BUSH: We cannot wait for the final proof, the smoking gun that could come in the form of a mushroom cloud.

YELLIN: When the intelligence proved flawed it left the country with a hangover.

UNIDENTIFIED MALE: They're war-weary, they're tired, they have a distrust of their leaders.

YELLIN: The nation was open to an antiwar president.

OBAMA: I was elected to end wars, not start them.

YELLIN: The president now trying to sell new warfare to that same war-weary public.


YELLIN: And coming up, we are getting new information about U.S. military options for a strike on Syria. Details when our special report "Crisis in Syria" continues at the top of the hour.

And straight ahead, New York Police say they've arrested the speed demon behind a viral video.


YELLIN: New York City Police have put the brakes on an alleged speed demon whose dash cam video became an Internet sensation.

Here's CNN's Jeanne Moos.


JEANNE MOOS, CNN SPECIAL CORRESPONDENT (voice-over): He called himself AfroDuck, but instead of swimming around Manhattan's perimeter AfroDuck raced around it. Speeding and weaving on roads not designed for that, then posting this dashcam video to YouTube of the complete loop driven late at night.

(On camera): Twenty-four minutes and seven seconds. Are you impressed?

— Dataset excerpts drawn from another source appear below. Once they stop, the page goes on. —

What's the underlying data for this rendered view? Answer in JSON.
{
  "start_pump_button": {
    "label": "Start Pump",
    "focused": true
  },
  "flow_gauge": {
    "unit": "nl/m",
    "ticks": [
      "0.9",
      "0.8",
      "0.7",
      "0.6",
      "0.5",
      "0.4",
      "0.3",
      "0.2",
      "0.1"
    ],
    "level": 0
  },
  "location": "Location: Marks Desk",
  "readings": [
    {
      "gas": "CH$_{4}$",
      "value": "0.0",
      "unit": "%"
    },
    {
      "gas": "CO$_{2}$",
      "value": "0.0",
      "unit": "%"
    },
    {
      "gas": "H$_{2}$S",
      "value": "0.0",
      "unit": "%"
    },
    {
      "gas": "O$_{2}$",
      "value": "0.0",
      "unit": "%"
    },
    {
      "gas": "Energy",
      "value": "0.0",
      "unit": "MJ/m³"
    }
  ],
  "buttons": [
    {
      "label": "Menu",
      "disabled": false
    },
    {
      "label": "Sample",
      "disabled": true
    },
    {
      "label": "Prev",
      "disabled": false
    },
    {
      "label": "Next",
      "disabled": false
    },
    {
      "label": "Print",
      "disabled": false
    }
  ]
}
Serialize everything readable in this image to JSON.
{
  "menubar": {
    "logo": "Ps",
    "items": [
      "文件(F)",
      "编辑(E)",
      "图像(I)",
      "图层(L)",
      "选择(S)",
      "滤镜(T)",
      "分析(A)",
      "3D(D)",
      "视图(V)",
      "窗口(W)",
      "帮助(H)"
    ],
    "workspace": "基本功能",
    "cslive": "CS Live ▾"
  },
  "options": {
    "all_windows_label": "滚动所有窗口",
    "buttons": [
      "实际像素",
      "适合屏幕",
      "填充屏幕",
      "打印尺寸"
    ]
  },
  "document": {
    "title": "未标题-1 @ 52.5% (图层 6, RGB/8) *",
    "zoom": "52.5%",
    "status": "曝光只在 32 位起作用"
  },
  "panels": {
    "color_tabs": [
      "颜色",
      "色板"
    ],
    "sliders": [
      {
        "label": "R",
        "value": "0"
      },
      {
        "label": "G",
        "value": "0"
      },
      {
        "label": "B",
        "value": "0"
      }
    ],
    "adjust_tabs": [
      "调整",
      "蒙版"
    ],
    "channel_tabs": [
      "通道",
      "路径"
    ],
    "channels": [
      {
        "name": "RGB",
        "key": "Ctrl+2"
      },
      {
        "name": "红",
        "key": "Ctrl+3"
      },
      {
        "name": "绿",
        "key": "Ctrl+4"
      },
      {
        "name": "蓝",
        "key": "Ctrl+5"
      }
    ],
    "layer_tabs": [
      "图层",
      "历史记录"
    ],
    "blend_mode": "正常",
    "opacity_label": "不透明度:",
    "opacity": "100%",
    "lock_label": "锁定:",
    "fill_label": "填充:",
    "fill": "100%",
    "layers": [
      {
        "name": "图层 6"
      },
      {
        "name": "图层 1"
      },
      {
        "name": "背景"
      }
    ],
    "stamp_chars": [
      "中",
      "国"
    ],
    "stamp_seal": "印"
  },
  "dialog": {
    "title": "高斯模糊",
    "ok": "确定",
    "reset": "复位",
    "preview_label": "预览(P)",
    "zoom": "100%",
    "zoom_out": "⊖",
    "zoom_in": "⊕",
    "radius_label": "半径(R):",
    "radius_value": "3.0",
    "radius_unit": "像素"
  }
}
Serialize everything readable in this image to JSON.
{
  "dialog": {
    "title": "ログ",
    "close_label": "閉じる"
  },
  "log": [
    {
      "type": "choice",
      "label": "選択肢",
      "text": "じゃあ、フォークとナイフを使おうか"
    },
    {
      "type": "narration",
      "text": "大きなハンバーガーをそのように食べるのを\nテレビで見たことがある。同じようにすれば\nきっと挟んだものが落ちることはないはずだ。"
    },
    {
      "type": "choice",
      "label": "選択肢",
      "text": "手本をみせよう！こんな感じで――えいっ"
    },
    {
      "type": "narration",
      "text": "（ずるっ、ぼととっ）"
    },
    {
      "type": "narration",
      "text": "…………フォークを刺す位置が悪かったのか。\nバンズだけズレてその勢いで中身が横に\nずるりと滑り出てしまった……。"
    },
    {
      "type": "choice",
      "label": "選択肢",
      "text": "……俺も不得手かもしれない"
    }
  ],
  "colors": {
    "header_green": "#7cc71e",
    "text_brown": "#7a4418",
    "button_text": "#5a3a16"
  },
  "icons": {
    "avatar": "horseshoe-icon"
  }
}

MOOS (voice-over): This cabbie was. Our CNN courier wasn't.

ANGEL ROSADO, CNN NY COURIER: I mean, middle of the night, I'm not impressed. Do that in the regular day, I'll be impressed.

MOOS: This is called outlaw racing. Along the 26 1/2-mile route around Manhattan, the driver ran one red light, stopped at six. He added the music of Afrojack and posted his record 24-minute drive. His average speed worked out to around 66 miles per hour.

UNIDENTIFIED MALE: You know, he's lucky the cops didn't stop him.

MOOS: But AfroDuck's luck ran out. Days after the video went viral, 30-year-old Christopher Tang was arrested and charged with speeding, reckless driving, unsafe lane changes, following too closely and reckless endangerment.

UNIDENTIFIED MALE: I'll comment later.

MOOS: AfroDuck's wings have been clipped. Police confiscated his 2006 BMW Z-4. What tools did they have to catch him after the fact?

COMM. RAY KELLY, NEW YORK POLICE: We now have a license plate. We use that position in the city that will assist in this type of investigation.

MOOS: The car blog Jalopnik spoke with AfroDuck when he was still anonymous, asking, "What was your hairiest moment during the lap?" to which he answered, "None, I was always in control."

One angry poster commented, "People are likely to be killed and kill others trying to beat this record."

Imagine having this guy bearing down on you. Give us a brake.

Jeanne Moos, CNN, New York.


YELLIN: Thanks, Jeanne.

I'm Jessica Yellin. THE SITUATION ROOM continues right now with my colleague, Joe Johns.